Берет Ирину за плечи и ведет к скамейке. Она немного упирается, но, загребая тапками песок, все-таки продвигается вперед.

- Мне нельзя играть, - говорит Ирина.

- Зачем играть? Ты и не будешь играть. Будешь смотреть. Смотри, наблюдай. Люди веселятся.

- Мне нельзя. У меня от шума видение.

- Ну и что, видение? Хорошо, что видение, - с нарочитой деловитостью продолжает Сашка. - А ты не слушай. Забила тебе мозги твоя бабка, поповка старая.

- Неее… Это не бабушка. Это врач, Анна Павловна. А бабушка, она тоже, но это она их слушает…

- А ты - не слушай. Поиграть, посмотреть на людей всякому можно. Врачи-грачи… Вы, мадамы, посадите человека. Давай, Иринка, давай. Ты не бойся. Столкни вот ее, и все, - пихает он толстую Клавку в красной кофте. Та взвизгивает. Для этого Сашка и провел весь номер. Но все-таки он уже вошел в раж и командует, тряся барашковым чубом: - Раздвиньтесь! Дайте сесть!

Ирину усаживают посреди скамейки. Она, улыбаясь, смотрит на игру. Какая-то девушка - гостья за лавкой - взглядывает на подругу, подняв брови, подкивнув чуть вверх: "Что, мол, это?" Подруга вертит у виска пальцем.

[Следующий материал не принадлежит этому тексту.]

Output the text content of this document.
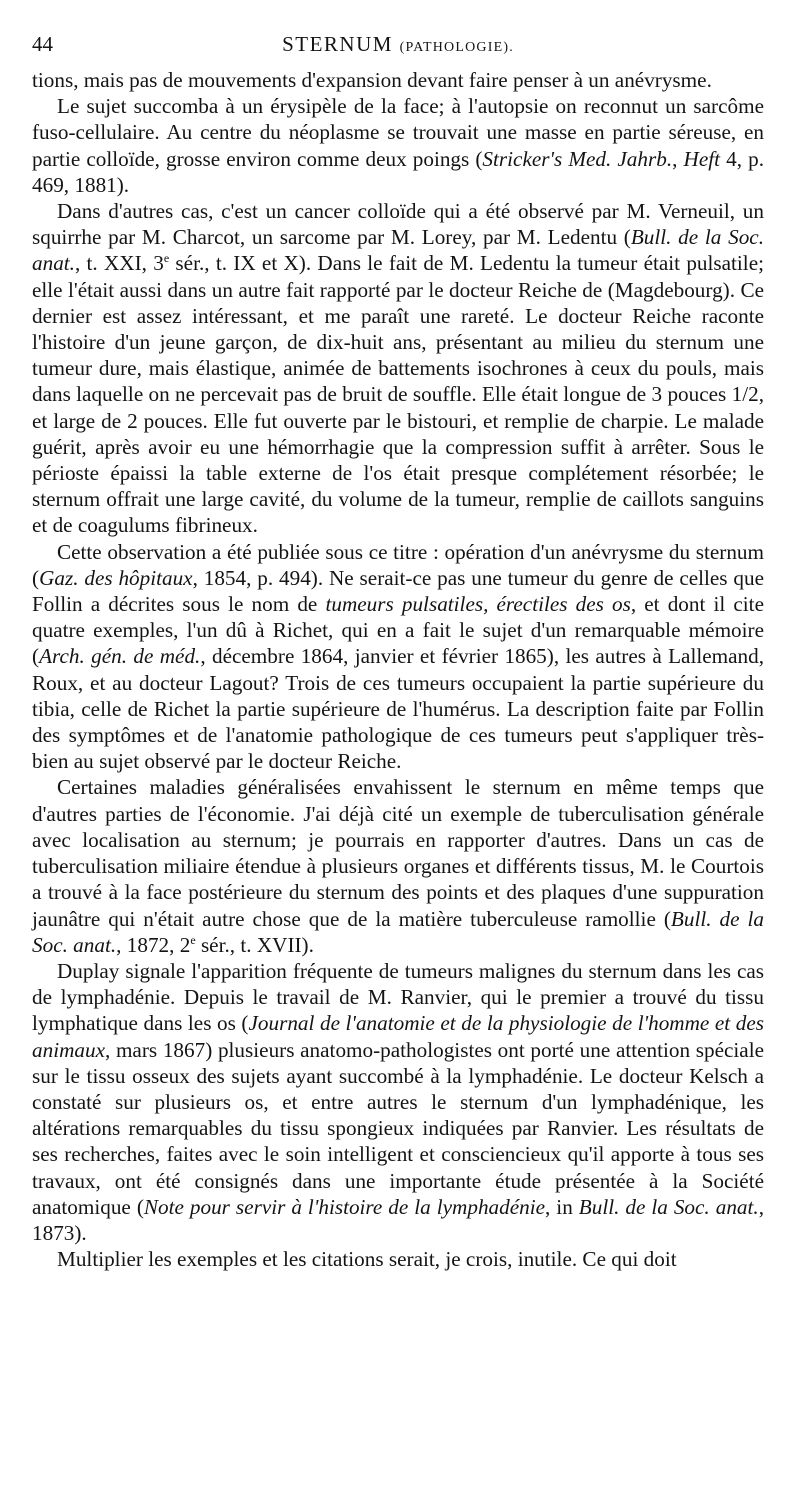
44	STERNUM (PATHOLOGIE).

tions, mais pas de mouvements d'expansion devant faire penser à un anévrysme.

Le sujet succomba à un érysipèle de la face; à l'autopsie on reconnut un sarcôme fuso-cellulaire. Au centre du néoplasme se trouvait une masse en partie séreuse, en partie colloïde, grosse environ comme deux poings (Stricker's Med. Jahrb., Heft 4, p. 469, 1881).

Dans d'autres cas, c'est un cancer colloïde qui a été observé par M. Verneuil, un squirrhe par M. Charcot, un sarcome par M. Lorey, par M. Ledentu (Bull. de la Soc. anat., t. XXI, 3e sér., t. IX et X). Dans le fait de M. Ledentu la tumeur était pulsatile; elle l'était aussi dans un autre fait rapporté par le docteur Reiche de (Magdebourg). Ce dernier est assez intéressant, et me paraît une rareté. Le docteur Reiche raconte l'histoire d'un jeune garçon, de dix-huit ans, présentant au milieu du sternum une tumeur dure, mais élastique, animée de battements isochrones à ceux du pouls, mais dans laquelle on ne percevait pas de bruit de souffle. Elle était longue de 3 pouces 1/2, et large de 2 pouces. Elle fut ouverte par le bistouri, et remplie de charpie. Le malade guérit, après avoir eu une hémorrhagie que la compression suffit à arrêter. Sous le périoste épaissi la table externe de l'os était presque complétement résorbée; le sternum offrait une large cavité, du volume de la tumeur, remplie de caillots sanguins et de coagulums fibrineux.

Cette observation a été publiée sous ce titre : opération d'un anévrysme du sternum (Gaz. des hôpitaux, 1854, p. 494). Ne serait-ce pas une tumeur du genre de celles que Follin a décrites sous le nom de tumeurs pulsatiles, érectiles des os, et dont il cite quatre exemples, l'un dû à Richet, qui en a fait le sujet d'un remarquable mémoire (Arch. gén. de méd., décembre 1864, janvier et février 1865), les autres à Lallemand, Roux, et au docteur Lagout? Trois de ces tumeurs occupaient la partie supérieure du tibia, celle de Richet la partie supérieure de l'humérus. La description faite par Follin des symptômes et de l'anatomie pathologique de ces tumeurs peut s'appliquer très-bien au sujet observé par le docteur Reiche.

Certaines maladies généralisées envahissent le sternum en même temps que d'autres parties de l'économie. J'ai déjà cité un exemple de tuberculisation générale avec localisation au sternum; je pourrais en rapporter d'autres. Dans un cas de tuberculisation miliaire étendue à plusieurs organes et différents tissus, M. le Courtois a trouvé à la face postérieure du sternum des points et des plaques d'une suppuration jaunâtre qui n'était autre chose que de la matière tuberculeuse ramollie (Bull. de la Soc. anat., 1872, 2e sér., t. XVII).

Duplay signale l'apparition fréquente de tumeurs malignes du sternum dans les cas de lymphadénie. Depuis le travail de M. Ranvier, qui le premier a trouvé du tissu lymphatique dans les os (Journal de l'anatomie et de la physiologie de l'homme et des animaux, mars 1867) plusieurs anatomo-pathologistes ont porté une attention spéciale sur le tissu osseux des sujets ayant succombé à la lymphadénie. Le docteur Kelsch a constaté sur plusieurs os, et entre autres le sternum d'un lymphadénique, les altérations remarquables du tissu spongieux indiquées par Ranvier. Les résultats de ses recherches, faites avec le soin intelligent et consciencieux qu'il apporte à tous ses travaux, ont été consignés dans une importante étude présentée à la Société anatomique (Note pour servir à l'histoire de la lymphadénie, in Bull. de la Soc. anat., 1873).

Multiplier les exemples et les citations serait, je crois, inutile. Ce qui doit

На площадке продолжается яростная рубка. Сетка очень низкая, провисшая, и все молотят как попало. Мишка, шофер, не выпуская изо рта папиросы и оскалив зубы, остервенело долбит вниз всякий мяч, который к нему попадает. Он самый близкий к скамейке (играют без переходов). При этом делает вид, что он прыгает: поддает ногой вперед, выгибает спину. Но прыгать, с его ростом, надобности нет. Но играть он все-таки не умеет и часто бьет в сетку. Мяч сильно надувает ее, режется по ячейкам вдоль сетки, веревки скрипят.

- Мишка! Тоже мне резак! С-под пуза-то не руби! - кричат соседи.

- Ни-че-воооо!! - рычит Михаил, вновь устремляясь на мяч.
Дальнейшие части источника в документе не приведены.